Editor Bernard Pacyniak takes notes during a tour of the Rausch Chocolate facility in Peine, Germany in the company of Jürgen Rausch (center), ceo, and Burkhard Eckermann, coo.


In reading this month’s cover feature on Jürgen Rausch, the 2008 recipient of the European Candy Kettle Club award, there’s an anecdote about the chocolatier and chief executive that didn’t make it into the article.

Sometimes, editing to fit can be a cruel process. Luckily, I have this page to relate a story that Rausch told me when I was visiting with him and his team in Peine, Germany.

As one of the pioneers and proponents of fine-flavored cocoas, Rausch has visited many farms and plantations during the past 10 years. In doing so, he – together with Biki Khurana,  the man responsible at Rausch for ensuring adequate supply of fine-flavored cocoa beans  – has seen the good, bad and the ugly of cocoa growing practices throughout the world.

There’s one story that he and Khurana shared with me that I have to relate–a bittersweet tale that will hopefully have a happy ending. Upon visiting some old plantations in Sri Lanka about two years ago, plantations that had trees ranging between 50 to 80 years old, the two cocoa experts came across an unusual practice at that location: the farmers would literally wash cocoa beans to make them lighter.

As Rausch explained, because the market for Java beans, which are lighter in color, paid more money, the farmers would cut open the pods and thoroughly rinse the pulp from the beans before allowing them to dry.

In doing so, the farmers scrubbed out the 1,000 or so flavor notes that are released via fermentation. When Rausch asked the farmers whether they ever fermented the beans, using boxes perhaps, an elderly woman came forward and said, yes, she remembered the boxes.

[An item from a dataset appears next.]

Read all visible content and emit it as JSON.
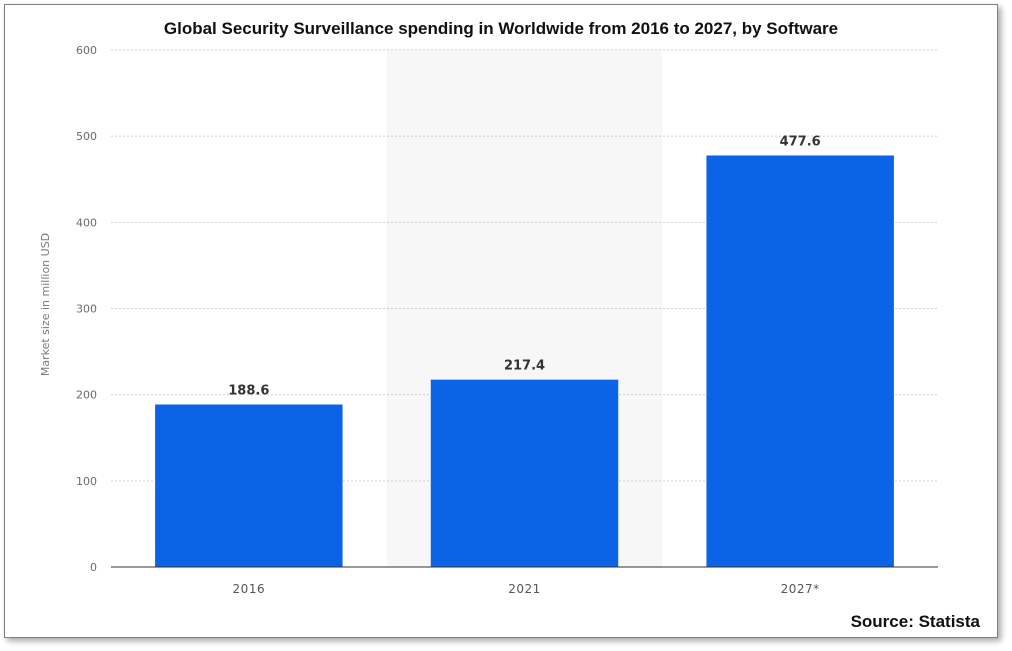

When Rausch asked her whether they were still around, the woman replied yes. But as she explained, they were primarily used to store bicycles today.

Both Khurana and Rausch later went to the local chocolate manufacturer to see what kind of products were being produced from these beans.

“It was essentially a sugar bar,” says Rausch. “Yes, they used cocoa beans, but aside from the color, there wasn’t any flavor.”

In order to preserve the potential from these ancient trees and their fruit, Rausch saw to it that the farmers were re-introduced to past fermentation and drying techniques. “We favor drying of the beans in the sun,” Khurana adds. 

Within a few years, Rausch is hopeful that these practices, coupled with proper pruning and cultivating techniques, will lead to the beans being classified as fine-flavored cocoa beans.

But Sri Lanka represents only one example of many that Rausch and Khurana have experienced in their quest for fine-flavored beans. Cognizant of the growing demand for such flavors, the two are on a mission to not only ensure areas already growing those beans follow best practices, but also to introduce new fine-flavored cocoa bean trees to farms and plantations ripe for such plantings.

Again, as Rausch related, he and Khurana have seen abandoned plantations that were ideal for a rebirth suddenly destroyed because of misplaced government redevelopment projects. Decade-old trees were cut down to put up housing units that easily could have been located elsewhere.

“But that’s life,” acknowledges Rausch. It’s a complex weave of triumphs and tragedies.

Alarmed at the fact that the International Cocoa Organization has reported that fine-flavored cocoa production has dropped from 5.3% to 4.8%, Rausch and Khurana are committed to ensuring that future generations will be able to enjoy the same wonderful flavor notes prevalent in these beans as we currently do. To say they’re on a “mission from God,” as the infamous Blues Brothers asserted, might be a bit presumptuous, but I certainly wish them success.